Abundance and Scarcity are awesome ;)
What should be the goal:
– Identify users
– Keep historic usage of identified users
– Identified users can audit their historic usage at any time
– Non-identified users get the available bandwidth AFTER ALL of the identified users
– Businesses are treated as organizational units
– If there needs to be a hierarchy of organizational units, it can evolve
– If demographic groups of individuals need stimulus or assistance, it can evolve
– Corruption of the system will occur, how wide-spread it will be is the real concern
At the local access provider level: bullies shouldn’t be allowed to hog unless everyone else is engaged in a collective meat-space event and isn’t on-line.
At the Equinix.com exchange level: bullies are great customers and changes are made all the time to accommodate their needs.
The thing that I keep coming back to: Internet usage is a one-to-many relationship. Fundamentally, if I provide content, I have to find a way to get my content to users in a timely fashion, otherwise they go somewhere else. The properties of abundance dictate behavior, unless some political property (repression, censorship, civil liberties, etc) appears to be interfering with the properties of abundance.
Having big Internet pipes has always been an economic problem. (Well, maybe it wasn’t back in the days of DARPA funded research/educational focused Internet…)
I get that the carriers don’t like being in “a race to the bottom”, and no one wants their bread-n-butter business to become completely commoditized and irrelevant. Carriers-as-distributors, maybe learning from record companies, broadcast tv, and newspapers, that the distribution layer is susceptible to disruption.

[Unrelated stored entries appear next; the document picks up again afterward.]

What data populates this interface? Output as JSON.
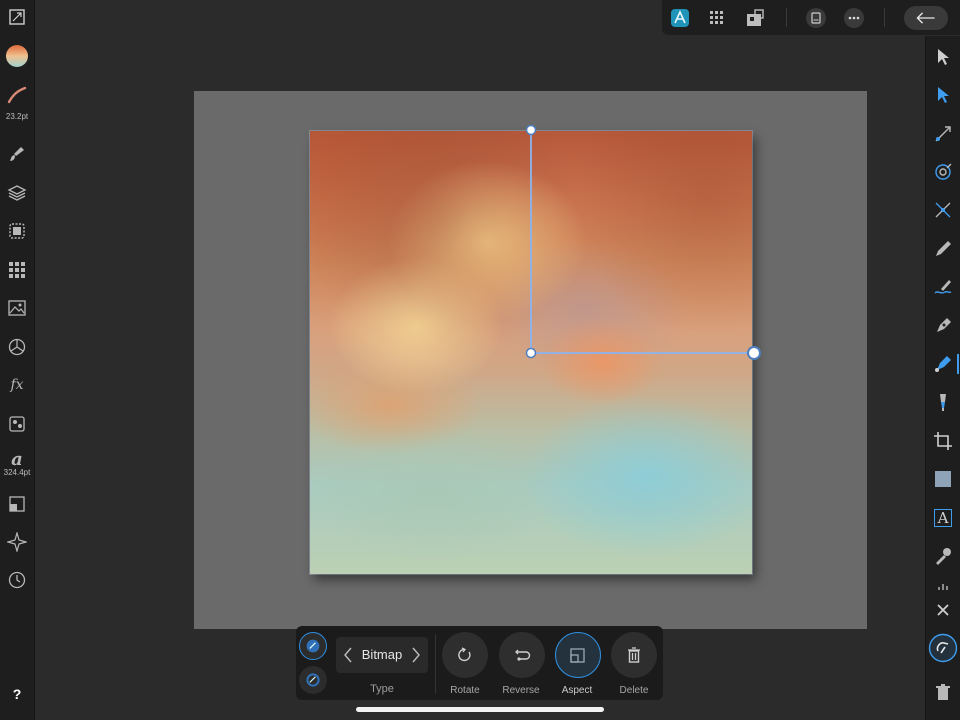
{
  "left_toolbar": {
    "brush_size": "23.2pt",
    "text_size": "324.4pt",
    "help": "?",
    "text_glyph": "a",
    "fx_glyph": "fx"
  },
  "right_toolbar": {
    "tools": [
      "move-tool",
      "node-tool",
      "corner-tool",
      "point-transform-tool",
      "fill-tool",
      "pencil-tool",
      "vector-brush-tool",
      "pen-tool",
      "gradient-tool",
      "transparency-tool",
      "vector-crop-tool",
      "rectangle-tool",
      "artistic-text-tool",
      "color-picker-tool"
    ],
    "active_tool": "gradient-tool",
    "text_tool_glyph": "A"
  },
  "context_toolbar": {
    "type_label": "Type",
    "type_value": "Bitmap",
    "buttons": [
      {
        "label": "Rotate",
        "icon": "rotate-icon"
      },
      {
        "label": "Reverse",
        "icon": "reverse-icon"
      },
      {
        "label": "Aspect",
        "icon": "aspect-icon",
        "active": true
      },
      {
        "label": "Delete",
        "icon": "trash-icon"
      }
    ]
  },
  "colors": {
    "accent": "#2f8fe0",
    "handle": "#8ab4f0",
    "app_icon": "#28c4e6"
  }
}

As access (the network parts) and content (any producer) clusters and feedback on each other, a perceived scarcity starts occurring?

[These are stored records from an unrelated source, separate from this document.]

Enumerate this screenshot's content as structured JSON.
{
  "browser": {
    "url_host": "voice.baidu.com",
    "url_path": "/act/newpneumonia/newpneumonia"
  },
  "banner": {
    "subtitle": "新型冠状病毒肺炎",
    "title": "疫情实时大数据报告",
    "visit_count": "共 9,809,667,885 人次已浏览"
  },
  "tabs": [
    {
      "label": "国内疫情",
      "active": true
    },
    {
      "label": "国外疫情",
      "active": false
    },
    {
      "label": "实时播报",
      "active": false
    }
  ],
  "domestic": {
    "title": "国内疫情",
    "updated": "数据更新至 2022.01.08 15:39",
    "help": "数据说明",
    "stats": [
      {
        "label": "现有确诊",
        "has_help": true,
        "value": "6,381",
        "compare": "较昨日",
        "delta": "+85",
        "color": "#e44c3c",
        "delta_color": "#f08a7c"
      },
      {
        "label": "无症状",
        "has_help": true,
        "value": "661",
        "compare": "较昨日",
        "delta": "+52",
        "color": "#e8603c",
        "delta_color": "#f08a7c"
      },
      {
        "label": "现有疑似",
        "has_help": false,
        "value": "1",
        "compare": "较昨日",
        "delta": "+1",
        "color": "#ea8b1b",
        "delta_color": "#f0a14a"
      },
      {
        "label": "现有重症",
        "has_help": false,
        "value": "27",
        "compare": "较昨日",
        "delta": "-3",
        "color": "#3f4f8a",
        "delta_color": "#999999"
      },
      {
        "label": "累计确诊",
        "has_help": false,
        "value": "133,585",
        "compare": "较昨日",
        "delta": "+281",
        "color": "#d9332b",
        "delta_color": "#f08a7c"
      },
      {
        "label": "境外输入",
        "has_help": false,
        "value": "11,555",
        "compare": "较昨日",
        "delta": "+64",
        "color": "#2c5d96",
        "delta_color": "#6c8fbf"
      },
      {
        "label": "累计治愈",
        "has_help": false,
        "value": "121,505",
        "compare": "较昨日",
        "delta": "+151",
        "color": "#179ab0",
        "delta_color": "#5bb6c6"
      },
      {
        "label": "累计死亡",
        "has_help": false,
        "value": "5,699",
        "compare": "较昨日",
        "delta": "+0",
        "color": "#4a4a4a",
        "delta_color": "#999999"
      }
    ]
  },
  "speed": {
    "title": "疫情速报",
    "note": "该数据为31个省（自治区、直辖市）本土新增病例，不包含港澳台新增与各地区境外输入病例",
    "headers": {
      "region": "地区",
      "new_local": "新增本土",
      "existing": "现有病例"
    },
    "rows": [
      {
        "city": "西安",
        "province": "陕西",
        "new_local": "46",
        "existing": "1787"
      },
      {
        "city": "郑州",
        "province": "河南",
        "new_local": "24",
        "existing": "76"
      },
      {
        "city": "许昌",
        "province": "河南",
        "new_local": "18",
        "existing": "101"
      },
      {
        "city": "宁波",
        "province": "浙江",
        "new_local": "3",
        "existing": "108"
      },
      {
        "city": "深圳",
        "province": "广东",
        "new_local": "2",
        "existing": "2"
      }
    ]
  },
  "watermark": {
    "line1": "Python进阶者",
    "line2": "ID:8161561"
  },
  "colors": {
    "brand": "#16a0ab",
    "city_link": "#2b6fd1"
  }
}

It all seems so diametrically opposed to what it appears to be trying to accomplish. Protecting the commons is fundamentally broken, unless you want to live in Singapore.

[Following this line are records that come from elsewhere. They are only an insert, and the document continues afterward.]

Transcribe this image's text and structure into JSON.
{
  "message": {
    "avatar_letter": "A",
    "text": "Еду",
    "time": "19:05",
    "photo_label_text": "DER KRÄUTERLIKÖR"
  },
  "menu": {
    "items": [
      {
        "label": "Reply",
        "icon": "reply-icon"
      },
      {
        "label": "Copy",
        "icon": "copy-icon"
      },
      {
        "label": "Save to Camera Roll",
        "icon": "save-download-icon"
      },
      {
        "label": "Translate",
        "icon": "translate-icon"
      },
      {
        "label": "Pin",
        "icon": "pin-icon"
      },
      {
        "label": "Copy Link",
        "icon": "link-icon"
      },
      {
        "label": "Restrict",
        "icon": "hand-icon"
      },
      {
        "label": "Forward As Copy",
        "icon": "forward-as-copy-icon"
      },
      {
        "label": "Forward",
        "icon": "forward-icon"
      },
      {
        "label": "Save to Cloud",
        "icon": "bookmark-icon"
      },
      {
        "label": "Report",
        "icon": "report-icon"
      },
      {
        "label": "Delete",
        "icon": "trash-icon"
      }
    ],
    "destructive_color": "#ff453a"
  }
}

The place where control does the most good and is the most successful is at the end points of the network. The place where the most harm can be done, and where the most economies of scale can be accomplished is trying to do the control in the center of each network…
This will be hard to do. There will many missed steps. There will be much hand-wringing and gnashing of teeth.
Will “free market” bandwidth limiting algorithms emerge as business products? Crazier things could happen.
I’m sure someone else has said all of this much better than I just attempted… Point it out and I’ll be happy to acknowledge it.